If you're only starting out getting to grips with deep learning tasks, you don't want to dive in at the deep end. That's why my recommendation for starting out is an Nvidia GeForce RTX 4070 Ti, like the MSI Gaming X Slim model. With 12GB of VRAM, it's got enough for image generation workloads, and the fourth-gen Tensor cores will chew through tasks, saving you time. For moving on to transformers or to generate images or other LLM outputs faster, I recommend any Nvidia GeForce RTX 4090 model that you can find in stock, which currently is this Gigabyte Gaming variant.
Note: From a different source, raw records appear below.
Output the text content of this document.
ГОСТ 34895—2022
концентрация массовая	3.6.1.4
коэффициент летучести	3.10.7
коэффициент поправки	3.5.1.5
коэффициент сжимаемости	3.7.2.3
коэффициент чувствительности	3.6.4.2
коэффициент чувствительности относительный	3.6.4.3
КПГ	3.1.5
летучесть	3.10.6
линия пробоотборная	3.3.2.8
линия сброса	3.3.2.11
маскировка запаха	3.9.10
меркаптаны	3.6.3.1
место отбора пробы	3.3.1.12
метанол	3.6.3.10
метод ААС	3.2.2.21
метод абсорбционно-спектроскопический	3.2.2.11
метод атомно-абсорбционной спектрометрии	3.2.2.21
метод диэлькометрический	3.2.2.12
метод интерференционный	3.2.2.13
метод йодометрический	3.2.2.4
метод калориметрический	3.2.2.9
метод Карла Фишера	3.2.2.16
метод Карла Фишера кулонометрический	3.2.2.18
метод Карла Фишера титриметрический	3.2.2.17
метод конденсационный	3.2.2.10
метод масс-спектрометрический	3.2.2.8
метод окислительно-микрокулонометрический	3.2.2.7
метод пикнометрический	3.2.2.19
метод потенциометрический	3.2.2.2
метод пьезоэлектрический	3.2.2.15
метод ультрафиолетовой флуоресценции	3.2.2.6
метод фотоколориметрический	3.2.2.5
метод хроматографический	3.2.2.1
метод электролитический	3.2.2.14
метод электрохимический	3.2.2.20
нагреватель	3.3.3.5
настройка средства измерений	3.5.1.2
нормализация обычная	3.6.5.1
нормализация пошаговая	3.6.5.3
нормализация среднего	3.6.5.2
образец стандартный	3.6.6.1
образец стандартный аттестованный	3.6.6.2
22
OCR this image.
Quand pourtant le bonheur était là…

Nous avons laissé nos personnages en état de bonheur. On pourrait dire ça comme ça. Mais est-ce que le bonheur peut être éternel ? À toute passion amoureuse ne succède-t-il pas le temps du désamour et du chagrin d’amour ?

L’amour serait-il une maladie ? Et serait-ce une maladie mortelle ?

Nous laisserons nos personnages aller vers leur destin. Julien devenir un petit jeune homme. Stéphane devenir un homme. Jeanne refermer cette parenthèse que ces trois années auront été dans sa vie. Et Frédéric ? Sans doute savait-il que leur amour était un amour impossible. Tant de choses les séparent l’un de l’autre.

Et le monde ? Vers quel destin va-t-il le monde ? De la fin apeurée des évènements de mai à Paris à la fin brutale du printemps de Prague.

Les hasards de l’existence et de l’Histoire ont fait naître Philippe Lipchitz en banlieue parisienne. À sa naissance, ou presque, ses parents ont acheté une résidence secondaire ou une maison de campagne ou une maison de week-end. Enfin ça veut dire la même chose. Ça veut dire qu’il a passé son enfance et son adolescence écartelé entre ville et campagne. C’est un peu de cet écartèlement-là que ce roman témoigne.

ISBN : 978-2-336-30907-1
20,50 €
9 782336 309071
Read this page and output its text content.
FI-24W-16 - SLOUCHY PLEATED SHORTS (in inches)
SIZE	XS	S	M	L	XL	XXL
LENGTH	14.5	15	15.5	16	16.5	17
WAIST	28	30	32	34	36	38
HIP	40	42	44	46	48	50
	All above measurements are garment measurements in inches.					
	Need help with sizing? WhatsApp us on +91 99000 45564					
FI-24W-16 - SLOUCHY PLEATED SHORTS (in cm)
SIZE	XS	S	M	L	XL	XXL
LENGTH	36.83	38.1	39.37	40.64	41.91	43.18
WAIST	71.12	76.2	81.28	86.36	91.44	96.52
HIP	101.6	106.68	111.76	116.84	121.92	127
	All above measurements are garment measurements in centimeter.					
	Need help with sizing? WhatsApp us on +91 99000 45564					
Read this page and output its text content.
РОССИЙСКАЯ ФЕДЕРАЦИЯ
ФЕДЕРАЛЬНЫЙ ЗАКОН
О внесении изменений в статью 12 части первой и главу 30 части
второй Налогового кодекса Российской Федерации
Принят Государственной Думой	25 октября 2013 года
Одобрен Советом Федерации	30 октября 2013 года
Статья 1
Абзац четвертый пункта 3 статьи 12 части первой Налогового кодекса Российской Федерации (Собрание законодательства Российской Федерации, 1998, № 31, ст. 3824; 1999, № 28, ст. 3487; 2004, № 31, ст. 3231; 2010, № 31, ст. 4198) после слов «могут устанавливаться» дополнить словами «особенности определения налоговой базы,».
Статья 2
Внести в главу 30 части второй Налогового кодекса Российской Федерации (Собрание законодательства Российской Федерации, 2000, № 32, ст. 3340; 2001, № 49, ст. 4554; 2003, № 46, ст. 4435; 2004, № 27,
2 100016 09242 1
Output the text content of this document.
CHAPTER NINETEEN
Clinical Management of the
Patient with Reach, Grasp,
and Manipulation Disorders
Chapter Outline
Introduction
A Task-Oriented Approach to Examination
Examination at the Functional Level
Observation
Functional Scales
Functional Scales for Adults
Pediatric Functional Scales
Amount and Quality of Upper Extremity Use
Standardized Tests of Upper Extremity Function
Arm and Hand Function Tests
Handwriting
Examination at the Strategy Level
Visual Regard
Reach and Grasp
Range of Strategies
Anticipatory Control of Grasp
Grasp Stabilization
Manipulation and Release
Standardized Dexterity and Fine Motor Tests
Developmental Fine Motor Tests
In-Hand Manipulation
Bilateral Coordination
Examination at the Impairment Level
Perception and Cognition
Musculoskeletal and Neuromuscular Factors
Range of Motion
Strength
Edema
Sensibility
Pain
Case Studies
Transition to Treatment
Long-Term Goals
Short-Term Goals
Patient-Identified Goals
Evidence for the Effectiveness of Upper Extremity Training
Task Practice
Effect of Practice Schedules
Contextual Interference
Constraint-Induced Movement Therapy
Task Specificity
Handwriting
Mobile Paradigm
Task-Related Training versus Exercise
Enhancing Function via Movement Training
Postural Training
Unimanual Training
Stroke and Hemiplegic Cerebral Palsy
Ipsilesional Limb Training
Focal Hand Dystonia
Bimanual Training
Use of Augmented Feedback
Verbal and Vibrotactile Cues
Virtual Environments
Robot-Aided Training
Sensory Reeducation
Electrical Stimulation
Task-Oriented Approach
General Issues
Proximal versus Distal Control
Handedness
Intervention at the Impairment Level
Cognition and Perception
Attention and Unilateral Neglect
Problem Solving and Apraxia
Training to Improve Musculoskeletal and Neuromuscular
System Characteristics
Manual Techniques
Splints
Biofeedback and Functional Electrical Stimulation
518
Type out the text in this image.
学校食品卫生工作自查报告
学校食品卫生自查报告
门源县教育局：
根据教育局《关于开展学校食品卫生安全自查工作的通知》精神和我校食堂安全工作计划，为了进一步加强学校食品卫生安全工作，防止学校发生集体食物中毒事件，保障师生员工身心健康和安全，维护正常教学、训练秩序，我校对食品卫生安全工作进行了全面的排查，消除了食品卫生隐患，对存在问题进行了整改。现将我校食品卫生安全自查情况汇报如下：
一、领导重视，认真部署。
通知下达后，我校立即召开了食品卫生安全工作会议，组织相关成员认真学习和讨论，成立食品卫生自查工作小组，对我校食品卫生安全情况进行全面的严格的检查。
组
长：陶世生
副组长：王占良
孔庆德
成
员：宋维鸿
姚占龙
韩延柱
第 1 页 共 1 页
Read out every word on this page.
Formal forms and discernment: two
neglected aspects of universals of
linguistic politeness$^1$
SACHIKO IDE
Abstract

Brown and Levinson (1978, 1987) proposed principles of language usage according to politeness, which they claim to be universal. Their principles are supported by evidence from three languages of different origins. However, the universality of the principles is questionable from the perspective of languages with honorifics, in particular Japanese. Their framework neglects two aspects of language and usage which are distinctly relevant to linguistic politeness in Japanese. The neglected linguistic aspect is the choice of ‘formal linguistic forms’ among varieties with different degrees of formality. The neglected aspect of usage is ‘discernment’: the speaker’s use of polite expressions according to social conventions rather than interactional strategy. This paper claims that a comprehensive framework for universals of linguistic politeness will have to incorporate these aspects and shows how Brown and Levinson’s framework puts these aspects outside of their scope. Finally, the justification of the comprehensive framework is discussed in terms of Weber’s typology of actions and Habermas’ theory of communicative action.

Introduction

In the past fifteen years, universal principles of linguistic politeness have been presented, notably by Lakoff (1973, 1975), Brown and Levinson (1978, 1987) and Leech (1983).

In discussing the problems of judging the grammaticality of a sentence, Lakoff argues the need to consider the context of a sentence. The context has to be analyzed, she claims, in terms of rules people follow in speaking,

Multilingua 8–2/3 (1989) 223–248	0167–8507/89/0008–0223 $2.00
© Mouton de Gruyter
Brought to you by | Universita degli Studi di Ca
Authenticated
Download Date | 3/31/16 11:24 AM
With 24GB of VRAM you'll be able to use larger datasets, and the increase in Tensor cores will be noticeable. The reasons that make it such a good buy for home users is also why you can't find any in stock, as companies have been buying them in droves to power their own AI aspirations.

If money is no object, and you're making serious income from your deep learning tasks, the Nvidia H100 is the best server-class GPU you can buy as a consumer to accelerate AI tasks. With 80GB of VRAM, you can use significantly larger datasets loaded into memory, opening access to tasks that you can't achieve on desktop-class cards. And to round off your deep learning rig, you'll want to use one of the best motherboards to tie everything together. Here, you're probably going to want to look for stability and longevity, as you won't be risking overclocking, which would be disastrous if it failed part-way through training a model.